Wednesday, August 18, 2010

Britain's David Cameron seeks smaller government, more citizen involvement

LONDON -- The Obama administration might be reasserting the government's place in American life. But on this side of the Atlantic, the so-called Big Society vision of Britain's new Conservative prime minister is of a nation with minimal state interference.

David Cameron's 100-day-old ruling coalition is launching an effort to reduce the role of government, seeking to vest communities and individuals with fresh powers and peddling a new era of volunteerism to replace the state in running museums, parks and other public facilities. Supporters and opponents describe the campaign as the biggest assault on government here since the wave of privatizations by Conservative firebrand Margaret Thatcher in the 1980s.

The idea, one with distant echoes of the "tea party" movement in the United States, is to pluck decision making out of the hands of bureaucrats. Groups of like-minded parents and teachers, for instance, are being invited to open their own taxpayer-funded schools. The groups -- not government school boards -- will be able to determine the curriculum at these "free schools," using their own discretion to make some subjects compulsory while omitting others they find objectionable or unnecessary, such as lessons on multiculturalism.
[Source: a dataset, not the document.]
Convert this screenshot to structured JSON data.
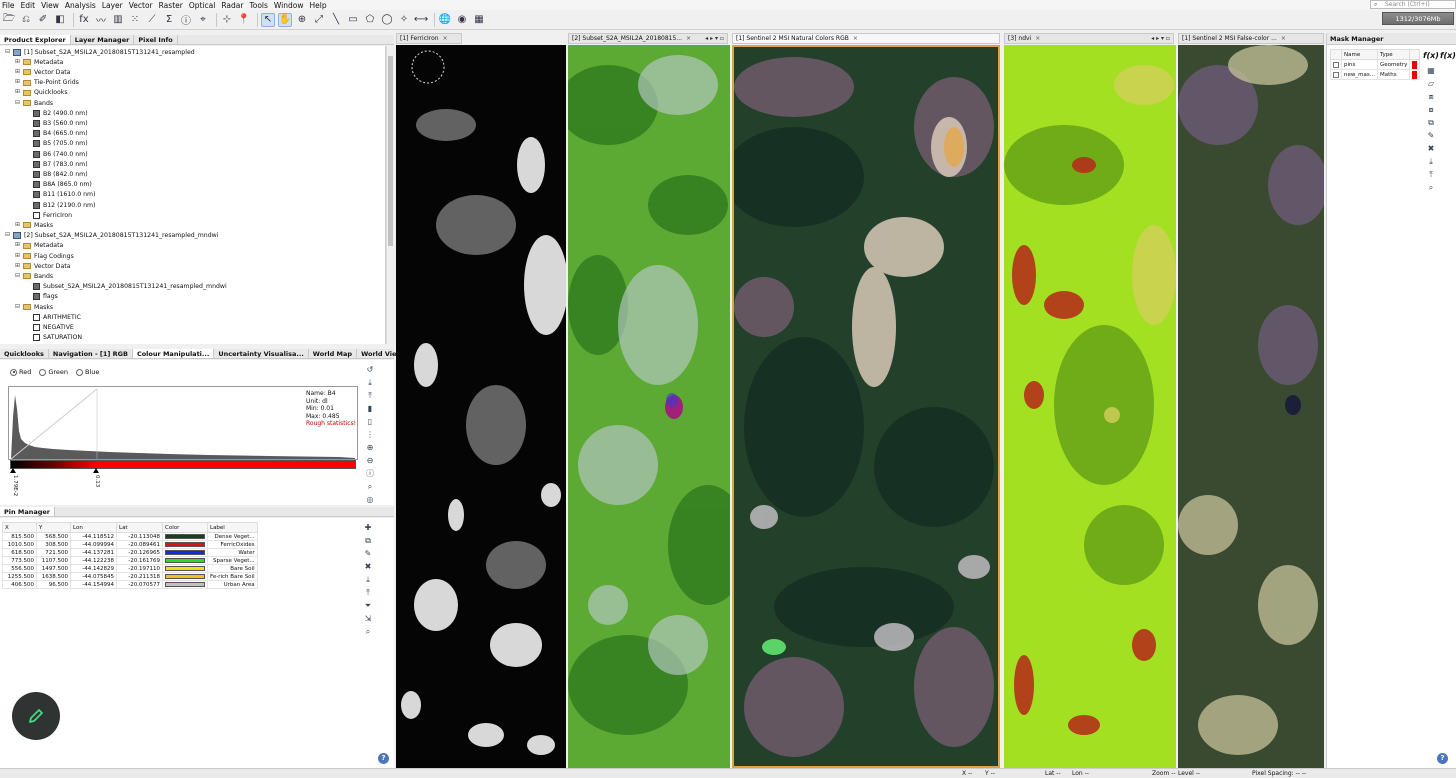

But the government's push is also about pinching pennies in an age of austerity in Britain, which, like many nations including the United States, is heavily indebted and increasingly broke. Through the toughest budget cuts in generations, the new coalition is moving quickly to shrink the size of the state, with some estimates indicating as many as 600,000 public-sector job losses -- or one in 10 -- by 2015. At the same time, Cameron is backing legislation that would allow communities to take over, for instance, post office branches, staffing them with volunteers instead of paid workers.

"The Big Society is about a huge culture change, where people, in their everyday lives, in their homes, in their neighborhoods, in their workplace, don't always turn to officials, local authorities or central government for answers to the problems they face," Cameron said last month in a keynote speech on the issue.

In what it calls a "radical extension of direct democracy," the new government is moving to give citizens the right to veto property-tax increases above certain limits. In an effort to hold the public sector more accountable, it is also pressing forward with plans to have communities directly elect police commissioners while forcing the publication of more-detailed crime statistics to give residents a better picture of how local forces are doing.

The new coalition of Conservatives and Liberal Democrats is set to present legislation to dissolve the government health boards that once determined needs at public hospitals, which would allow doctors to become the ultimate deciders.

Cameron's critics say the proposed cuts risk fueling more unemployment and triggering another recession. And public outrage has already forced the government to backpedal on some attempts to trim public spending, including a plan to scrap a government-funded free milk program for needy children under 5.